Et pourtant, nous sommes tous et toutes responsables. Nous avons le devoir d’être indignés par les effusions de sang, les crimes de guerre, les vols de terres et les déplacements massifs de population perpétrés par Israël. Nous sommes indignés par ceux qui prétendent représenter nos communautés, mais qui se servent de leurs plateformes pour répandre le racisme anti-palestinien et glorifier la violence. Il est de notre responsabilité d’exiger de notre gouvernement qu’il cesse de soutenir les actions intolérables d’Israël et prenne des mesures tangibles pour faire cesser les massacres.

Tel est le sens que nous devons donner à la techouva. Faire face à la responsabilité que nous partageons tous et toutes, non seulement en tant que Juifs et Juives, mais en tant que membres d’une société qui s’est faite complice d’un génocide.

Ainsi, nous demandons à nos frères et à nos sœurs de se joindre à nous dans la techouva cette année.

Reviendrez-vous avec nous aux valeurs éthiques juives? Vous joindrez-vous à nous dans cette nécessaire quête de justice?

Notre éthique doit être ancrée dans cette vérité primordiale que chaque vie est sacrée et que tous les peuples ont le droit de vivre dans la paix et la dignité, l’égalité et la liberté. Lutter pour cette égalité, c’est défendre la valeur juive la plus fondamentale : veiller à ce que chaque vie soit respectée et protégée.

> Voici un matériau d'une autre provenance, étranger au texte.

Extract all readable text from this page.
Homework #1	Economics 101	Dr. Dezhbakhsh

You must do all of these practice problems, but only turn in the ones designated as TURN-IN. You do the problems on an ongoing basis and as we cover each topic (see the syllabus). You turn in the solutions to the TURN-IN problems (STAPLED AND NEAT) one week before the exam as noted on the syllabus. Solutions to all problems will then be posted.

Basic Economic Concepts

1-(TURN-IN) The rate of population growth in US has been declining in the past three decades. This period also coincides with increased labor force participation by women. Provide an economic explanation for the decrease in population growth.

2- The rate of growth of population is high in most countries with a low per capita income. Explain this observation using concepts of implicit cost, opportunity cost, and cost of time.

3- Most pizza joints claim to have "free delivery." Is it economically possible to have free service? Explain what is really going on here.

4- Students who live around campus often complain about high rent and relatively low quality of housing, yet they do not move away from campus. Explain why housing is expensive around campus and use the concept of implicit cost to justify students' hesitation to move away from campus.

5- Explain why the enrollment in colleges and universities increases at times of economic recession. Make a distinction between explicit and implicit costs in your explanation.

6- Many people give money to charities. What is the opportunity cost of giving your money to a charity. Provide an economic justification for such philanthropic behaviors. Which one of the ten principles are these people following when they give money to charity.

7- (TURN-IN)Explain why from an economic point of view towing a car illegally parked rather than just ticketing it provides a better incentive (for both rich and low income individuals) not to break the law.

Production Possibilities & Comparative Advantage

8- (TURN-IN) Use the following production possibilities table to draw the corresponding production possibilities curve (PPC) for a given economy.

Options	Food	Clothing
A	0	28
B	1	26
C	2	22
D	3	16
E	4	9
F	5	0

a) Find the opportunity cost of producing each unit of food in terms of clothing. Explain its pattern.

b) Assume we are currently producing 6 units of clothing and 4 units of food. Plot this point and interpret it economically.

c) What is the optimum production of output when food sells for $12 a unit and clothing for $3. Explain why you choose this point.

Nous savons pertinemment que les efforts de guerre d’Israël ne pourront qu’entraîner plus de mort et de destruction, car le gouvernement de Netanyahou a ouvert un nouveau front de terreur au Liban. La violence n’arrêtera jamais la violence. Seule la justice pourra apporter la paix à tous les peuples de la région et mettre enfin un terme à ce terrible cycle de brutalité.

À l’aube de l’année 5785, malgré la peine – avec détermination – nous faisons techouva et nous réengageons à œuvrer pour la justice. Plus que jamais, nous invitons toutes les personnes de conscience à se joindre à nous dans cette quête.